Nachdenklich sah er aufs Meer hinaus, erahnte den Horizont irgendwo in der Ferne, während sich die Sterne in der Finsternis des Oceans spiegelten. Für den Augenblick war die Stille sogar ziemlich angenehm. Nicht erzwungen oder Worte fordernd, sondern einvernehmlich. Erst Skadis Räuspern weckte ihn aus seinen nicht zu greifenden Gedanken, ließ ihn aufhorchen, ohne die Augen von einer unbestimmten Ferne zu nehmen. „Hm?“, ertönte es leise fragend, die Bedeutung allein im Klang seines Namens noch gar nicht wahrnehmend. Als sie schließlich fortfuhr, wandte er sein Gesicht wieder ihren feinen Zügen zu, überrascht und darüber nachdenkend, wofür ihm Dank gebührte, ehe Skadi ihn aufklärte und ein blasses Lächeln auf seinen Zügen erschien. Doch noch bevor er zu einem Kopfschütteln ansetzen konnte, erstickte die Jüngere sein Vorhaben im Keim, als hätte sie genau gewusst, was er vor hatte. Das Lächeln auf seinen Zügen verschwand für einen skeptischen Augenblick, ehe sich der Ausdruck zu dem eines Kindes wandte, das gerade bei seinem Plan erwischt worden war, ohne ihn in die Tat umsetzen zu können. Denn eigentlich hatte er nichts Besonderes getan. Nicht wissentlich jedenfalls. Vielleicht war es auch bloß reiner Zufall. Weil sie nicht mehr Kaladar sein musste, sondern Skadi sein konnte. „Gut. Aber danken brauchst du mir trotzdem nicht. Das ist doch…“ Liams Blick wanderte überlegend zurück aufs Meer, ehe er mit einem Schulterzucken feststellte, dass er dennoch kein besseres Wort fand als das, was er von Anfang an benutzen wollte. „Selbstverständlich. Was wär‘ das denn für eine Freundschaft, wenn wir dem anderen vorgaukeln müssten, jemand anders zu sein?“ Doch er ahnte, dass auch das nicht das war, was Skadi nun hören wollte.
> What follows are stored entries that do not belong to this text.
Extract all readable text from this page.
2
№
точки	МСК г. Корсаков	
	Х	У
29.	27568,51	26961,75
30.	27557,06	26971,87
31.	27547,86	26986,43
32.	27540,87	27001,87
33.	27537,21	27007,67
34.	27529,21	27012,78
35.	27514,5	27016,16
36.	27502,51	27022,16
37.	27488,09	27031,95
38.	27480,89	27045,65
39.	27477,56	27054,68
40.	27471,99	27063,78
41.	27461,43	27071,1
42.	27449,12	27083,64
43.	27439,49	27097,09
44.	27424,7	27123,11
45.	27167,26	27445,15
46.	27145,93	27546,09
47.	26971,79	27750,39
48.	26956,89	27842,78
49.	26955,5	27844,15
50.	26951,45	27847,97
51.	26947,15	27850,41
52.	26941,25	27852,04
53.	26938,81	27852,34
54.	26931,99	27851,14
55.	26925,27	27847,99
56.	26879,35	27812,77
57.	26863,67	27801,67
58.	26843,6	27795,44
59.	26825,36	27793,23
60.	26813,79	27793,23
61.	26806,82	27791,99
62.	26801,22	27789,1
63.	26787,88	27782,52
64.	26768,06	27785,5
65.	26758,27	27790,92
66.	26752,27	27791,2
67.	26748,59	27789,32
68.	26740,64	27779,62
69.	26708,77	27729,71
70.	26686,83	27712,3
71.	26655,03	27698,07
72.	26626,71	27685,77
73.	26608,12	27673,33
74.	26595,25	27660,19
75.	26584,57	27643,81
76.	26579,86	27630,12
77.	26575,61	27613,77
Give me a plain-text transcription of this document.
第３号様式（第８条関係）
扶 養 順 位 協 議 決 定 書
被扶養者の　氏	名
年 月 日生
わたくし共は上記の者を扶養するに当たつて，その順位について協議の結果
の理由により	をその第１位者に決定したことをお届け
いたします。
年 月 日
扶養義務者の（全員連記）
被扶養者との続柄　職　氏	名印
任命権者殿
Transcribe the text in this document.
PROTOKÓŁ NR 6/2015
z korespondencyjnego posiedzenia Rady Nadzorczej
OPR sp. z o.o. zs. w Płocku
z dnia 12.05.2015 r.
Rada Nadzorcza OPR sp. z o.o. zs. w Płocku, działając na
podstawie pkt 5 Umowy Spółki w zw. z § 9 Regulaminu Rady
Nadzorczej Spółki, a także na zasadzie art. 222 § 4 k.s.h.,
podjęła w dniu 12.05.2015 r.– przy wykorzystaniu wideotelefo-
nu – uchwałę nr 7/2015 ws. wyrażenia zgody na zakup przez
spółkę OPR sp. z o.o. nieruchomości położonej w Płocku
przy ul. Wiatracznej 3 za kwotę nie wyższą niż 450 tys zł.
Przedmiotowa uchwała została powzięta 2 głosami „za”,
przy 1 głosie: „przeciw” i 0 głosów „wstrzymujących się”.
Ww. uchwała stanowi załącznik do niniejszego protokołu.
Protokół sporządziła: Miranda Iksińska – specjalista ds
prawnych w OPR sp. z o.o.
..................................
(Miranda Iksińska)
Er schnaubte belustigt über sich selbst, ließ den Kopf kurz sinken, ehe er die Jüngere wieder taxierte und den Kopf leicht zur Seite neigte. „Jedenfalls… Gern geschehen, Skadi.“ Wieso war es eigentlich immer so schwer, einen Dank anzunehmen? Natürlich – Liam hatte nie das Gefühl, eine große Hilfe zu sein, aber oblag es nicht seinem Gegenüber, ob es ihm einen Dank wert war oder nicht? Als Sineca hinauf auf die Reling sprang, fuhr er der Katze kurz mit einer Hand durchs Fell und beobachte aus den Augenwinkeln heraus die Reaktion der Nordskov. Vor allem, als sie wieder zu sprechen begann und sich seine Stirn abermals kurz in Falten legte, bis das Lächeln auf seinen Zügen wieder kräftiger wurde. Kurz beobachtete er, wie Sinecas Nase unter der Berührung wieder vorsichtig ein paar Millimeter zurücksprang und ihre Schnurrhaare zuckten, ehe er Skadi wieder in die dunklen Augen sah. „Mach dir da mal keine Gedanken. Ich habe nicht vor, damit anzufangen.“ Und wenn es etwas gab, was er ihr mit gutem Gewissen versichern konnte, dann war es das. „Ich bin mal gespannt, was uns als nächstes erwartet. Ich glaube, ruhig wird es so schnell nicht mit diesem chaotischen Haufen.“
Nein. Sineca war mit jeder Faser ihres Körpers eine Katze. Dennoch machte es in Skadis Augen keinen Unterschied. Man konnte jedem etwas beibringen, wenn man nur mit reichlich Geduld gesegnet war – und vielleicht einer gewissen Portion gutem Geschicks und Talent. Ein leichtes Schmunzeln reichte vorerst jedoch zur Antwort. So schnell ließ sie sich in Punkto Ginsterkatze nicht überreden. Es genügte bereits jetzt schon, dass sie das Tier so nahe an sich heran ließ. Jedes Mal, wenn der Schatten in ihren Augenwinkeln schneller zu laufen begann, musste die Nordskov ein Zucken unterdrücken. Nach außen drang davon nichts. Dennoch konnte sie sich in jenem Moment wirklich angenehmeres vorstellen.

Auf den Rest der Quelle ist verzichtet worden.